On Fri, 2014-06-06 at 09:47 +0800, Ming Lei wrote:
> Hi Tejun,
>
> On Thu, Jun 5, 2014 at 9:41 PM, Tejun Heo <tj@xxxxxxxxxx> wrote:
> > Hello,
> >
> > (cc'ing ahci_xgene folks)
> >
> > On Thu, Jun 05, 2014 at 09:24:04PM +0800, Ming Lei wrote:
> >> On Thu, Jun 5, 2014 at 9:12 PM, Dan Williams <dan.j.williams@xxxxxxxxx> wrote:
> >> > On Thu, Jun 5, 2014 at 1:53 AM, Ming Lei <ming.lei@xxxxxxxxxxxxx> wrote:
> >> >> Hi Dan and Tejun,
> >> >>
> >> >> Looks the commit 8a4aeec8d(libata/ahci: accommodate tag ordered
> >> >> controllers) causes below sata failure[1] on APM AHCI controller.
> >> >>
> >> >> And the error does disappear after reverting the commit.
> >> >
> >> > Can you give some more details about the workload and the disk? What
> >> > is the APM AHCI?
> >>
> >> The commit causes the APM arm64 based system not bootable, and not
> >> special workload, just when mounting rootfs or reading init files.
> >>
> >> APM AHCI:
> >> drivers/ata/ahci_xgene.c
> >
> > Urgh... so, the controller can't handle tags allocated in round-robin
> > instead of lowest-first? Ming, can you please test with different
> > controllers / disks / ssds and see whether the problem stays with the
> > controller? Loc, can you guys please look into it so that at least
> > the next revision hardware can fix the issue?
>
> The problem has been observed on several apm arm64 boards
> with different disks.
>
> >
> > Provided that the tag allocation itself isn't broken, which isn't too
> > likely given the lack of bug reports on other controllers, we'll need
> > to blacklist ahci_xgene somehow.

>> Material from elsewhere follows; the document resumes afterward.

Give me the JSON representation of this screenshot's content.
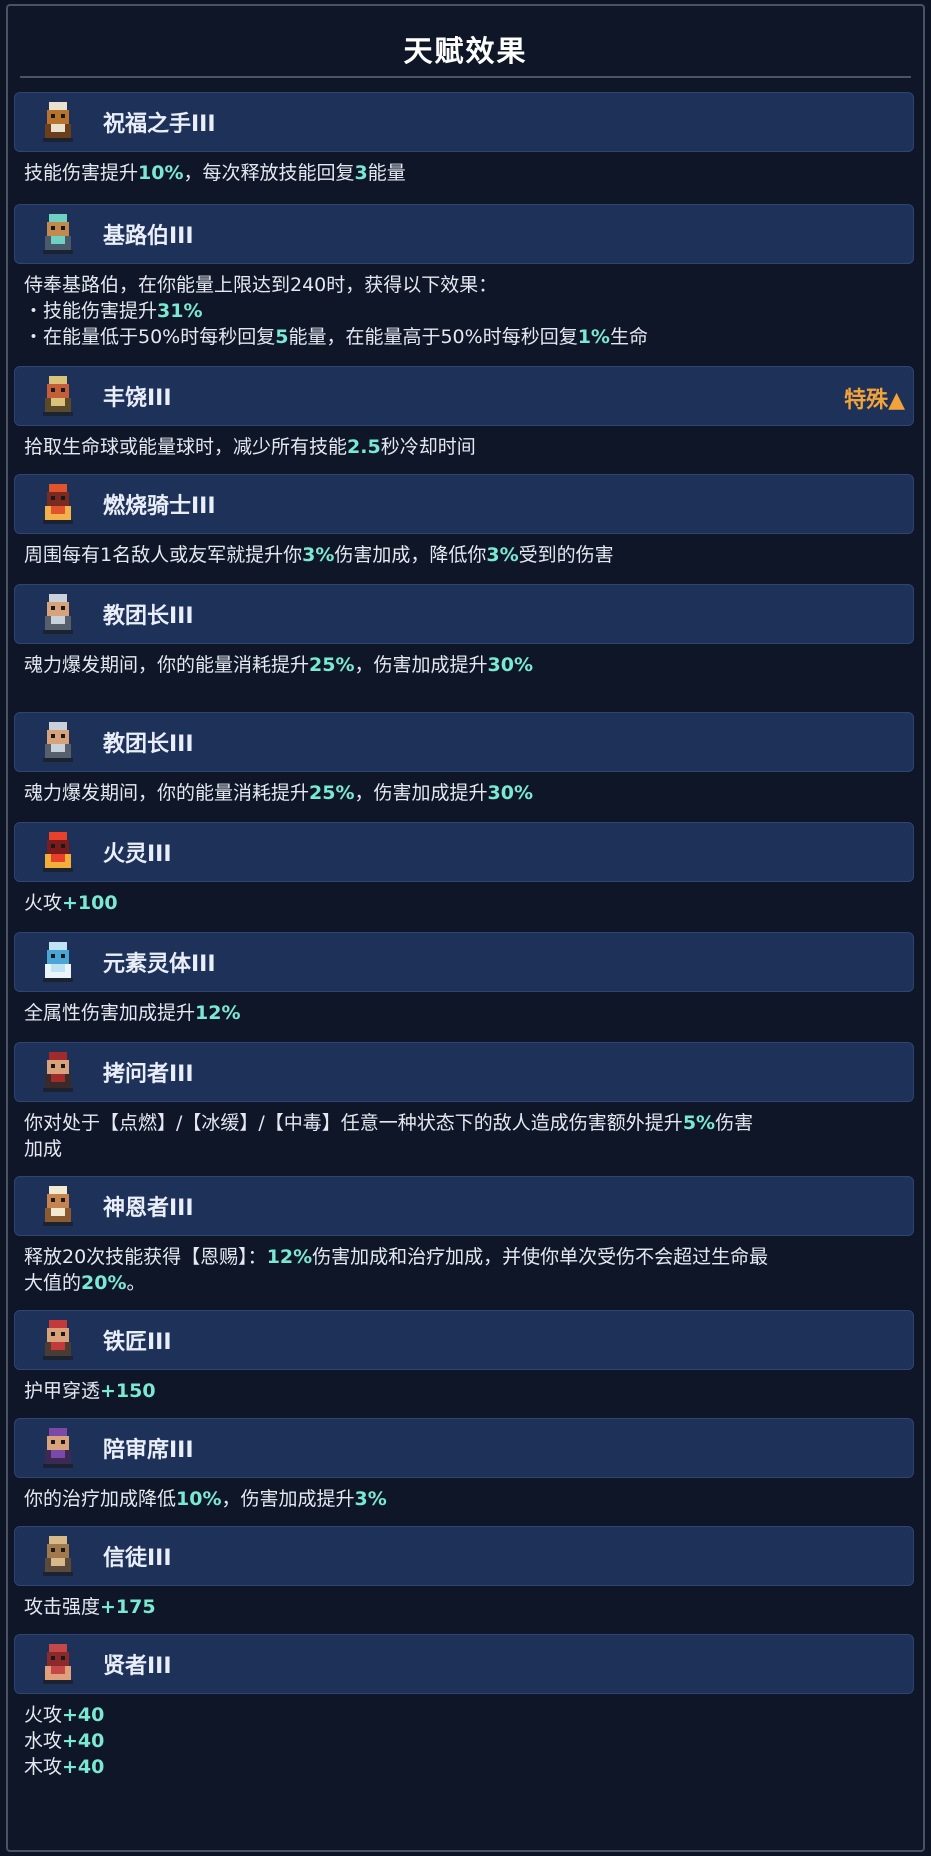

Either disable NCQ support on it or
> > implement an alternative lowest-first tag allocation for it. If this
> > actually is the controller freaking out about tags allocated in a
> > different order, I'm not sure how much confidence we can put in its
> > NCQ implementation tho and it might be a better idea to simply plug
> > NCQ support on it until we understand the details of the problem.
> >
> > So, something like the following? Ming, can you please verify whether
> > the following makes the machine boot again?
>
> Looks the problem still persists after applying your patch of disabling
> NCQ.

How about the following patch?

8<---------
libata: allow xgene-ahci to opt-out of tag ordered submission

From: Dan Williams <dan.j.williams@xxxxxxxxx>

Ming Lei reports:
"Looks the commit 8a4aeec8d(libata/ahci: accommodate tag ordered
controllers) causes below sata failure[1] on APM AHCI controller.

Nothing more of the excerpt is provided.